Di Athena tempat tinggalnya pada masa itu, ide tentang demos dan kratein tengah dikecambahkan.
Ia mengucapkannya dengan bangga, seraya menyambungnya dengan kalimat "sebab disini, rakyat yang memerintah".
Setelah 2500 tahun berlalu, kecambah demos (rakyat) dan kratein (pemerintahan) telah menjadi pohon besar dengan akar yang menjalar dari barat ke arah timur.
Ia menyebar ke cakrawala dengan sejumlah cara, juga dengan karakteristik yang berbeda-beda. Disini, kita lalu mengenalnya dengan nama "demokrasi".
Nun jauh dari Athena, embrio dengan ide yang hampir serupa rupanya telah mengendap ratusan tahun sebelum kelahiran Indonesia, pada banyak kepemimpinan tradisional kuno nusantara.
Rongkong bak gadis muda yang sedang bersolek, beberapa tahun terakhir sejak jalan raya dibenahi pemerintah.
Selama ini, Ia ternyata memendam keindahan alam dan budaya eksotik yang luput tak terjamah.
Hampir satu setengah jam untuk tiba disini, setelah melintasi lembah dan pegunungan yang berjarak sekitar 60 kilometer dari Masamba, ibu kota Kabupaten Luwu Utara.
Di kampung ini, Komba, satu dari tujuh desa di Rongkong, juga menyimpan artefak demokrasi dalam pengelolaan kepimpinan pra Indonesia.
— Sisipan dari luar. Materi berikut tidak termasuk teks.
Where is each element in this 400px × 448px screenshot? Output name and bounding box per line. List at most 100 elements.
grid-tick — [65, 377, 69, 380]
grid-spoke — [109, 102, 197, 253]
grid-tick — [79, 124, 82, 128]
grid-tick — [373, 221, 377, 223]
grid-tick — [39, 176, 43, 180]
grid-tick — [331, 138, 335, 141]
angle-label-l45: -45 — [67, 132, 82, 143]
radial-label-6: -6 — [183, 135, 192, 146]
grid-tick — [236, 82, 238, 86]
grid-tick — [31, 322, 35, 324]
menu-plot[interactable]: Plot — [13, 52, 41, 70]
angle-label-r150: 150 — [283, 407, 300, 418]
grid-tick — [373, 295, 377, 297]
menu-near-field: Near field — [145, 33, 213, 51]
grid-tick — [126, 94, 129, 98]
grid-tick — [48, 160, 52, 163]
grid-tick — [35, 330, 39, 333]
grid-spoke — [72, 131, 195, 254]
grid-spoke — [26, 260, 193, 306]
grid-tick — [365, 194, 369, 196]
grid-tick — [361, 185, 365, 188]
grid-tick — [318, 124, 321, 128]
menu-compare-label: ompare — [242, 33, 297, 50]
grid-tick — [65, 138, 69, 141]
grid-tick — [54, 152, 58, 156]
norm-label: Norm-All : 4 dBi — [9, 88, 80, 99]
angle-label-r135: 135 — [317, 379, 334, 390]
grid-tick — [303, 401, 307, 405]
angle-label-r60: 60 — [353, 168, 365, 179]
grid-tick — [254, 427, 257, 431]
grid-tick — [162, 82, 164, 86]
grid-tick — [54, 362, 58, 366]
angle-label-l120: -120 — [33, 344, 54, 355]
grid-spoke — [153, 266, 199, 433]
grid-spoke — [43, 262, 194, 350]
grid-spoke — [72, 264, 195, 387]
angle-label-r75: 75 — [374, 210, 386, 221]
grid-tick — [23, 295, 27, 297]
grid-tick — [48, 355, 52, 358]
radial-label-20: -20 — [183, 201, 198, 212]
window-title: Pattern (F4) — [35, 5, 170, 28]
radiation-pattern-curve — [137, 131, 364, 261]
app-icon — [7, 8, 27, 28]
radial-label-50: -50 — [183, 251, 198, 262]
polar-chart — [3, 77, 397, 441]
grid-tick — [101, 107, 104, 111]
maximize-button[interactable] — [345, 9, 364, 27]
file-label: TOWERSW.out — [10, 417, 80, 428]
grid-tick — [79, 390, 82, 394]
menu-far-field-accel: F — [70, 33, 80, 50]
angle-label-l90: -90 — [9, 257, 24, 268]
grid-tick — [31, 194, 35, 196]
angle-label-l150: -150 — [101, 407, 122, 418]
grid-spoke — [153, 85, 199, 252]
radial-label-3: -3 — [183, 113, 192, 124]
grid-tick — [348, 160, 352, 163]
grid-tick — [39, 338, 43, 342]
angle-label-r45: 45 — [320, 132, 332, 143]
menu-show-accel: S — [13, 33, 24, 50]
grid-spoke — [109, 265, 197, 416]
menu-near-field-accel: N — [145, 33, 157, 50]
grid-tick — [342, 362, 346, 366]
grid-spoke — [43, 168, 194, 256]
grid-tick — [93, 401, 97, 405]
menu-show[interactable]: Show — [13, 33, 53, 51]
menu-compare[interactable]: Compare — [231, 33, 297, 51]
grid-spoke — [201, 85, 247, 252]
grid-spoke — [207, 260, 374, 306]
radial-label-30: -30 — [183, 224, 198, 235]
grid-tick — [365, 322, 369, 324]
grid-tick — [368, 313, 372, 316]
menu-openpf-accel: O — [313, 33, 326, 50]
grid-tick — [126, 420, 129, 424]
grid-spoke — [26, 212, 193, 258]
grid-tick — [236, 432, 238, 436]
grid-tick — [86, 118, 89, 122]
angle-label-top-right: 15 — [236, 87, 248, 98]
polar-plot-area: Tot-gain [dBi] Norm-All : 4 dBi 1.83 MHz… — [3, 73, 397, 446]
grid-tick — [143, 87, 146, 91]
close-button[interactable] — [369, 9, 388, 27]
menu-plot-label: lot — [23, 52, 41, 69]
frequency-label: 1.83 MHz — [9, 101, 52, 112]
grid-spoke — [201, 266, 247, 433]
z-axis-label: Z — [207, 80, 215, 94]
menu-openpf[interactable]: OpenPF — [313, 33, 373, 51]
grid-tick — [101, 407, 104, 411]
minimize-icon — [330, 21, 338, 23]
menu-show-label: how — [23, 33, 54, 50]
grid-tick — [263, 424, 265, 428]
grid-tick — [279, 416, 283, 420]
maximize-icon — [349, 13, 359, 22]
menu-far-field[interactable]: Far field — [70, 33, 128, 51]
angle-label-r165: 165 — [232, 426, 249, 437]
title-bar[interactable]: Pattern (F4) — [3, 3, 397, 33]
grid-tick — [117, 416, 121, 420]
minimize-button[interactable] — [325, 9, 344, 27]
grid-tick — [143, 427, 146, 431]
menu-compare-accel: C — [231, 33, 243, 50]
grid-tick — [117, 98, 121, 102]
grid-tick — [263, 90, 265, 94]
Dulu di masa lampau, kepemimpinan tradisional Komba menganut sistem pemerintahan yang dikepalai oleh Matua yang terpilih berdasarkan garis keturunan.
Namun berbeda dengan pemerintahan monarki bangsa Anglosaxon bertumpu dan bertumpuk pada raja semata, Komba telah mengenal distribusi kekuasaan dan pemosisian masyarakat yang lebih berdaulat.
Pengelolaan kekuasaan di Komba diatur dalam garis horizontal yag terdiri dari lima Banua yang selanjutnya dapat disinonimkan dengan kata majelis.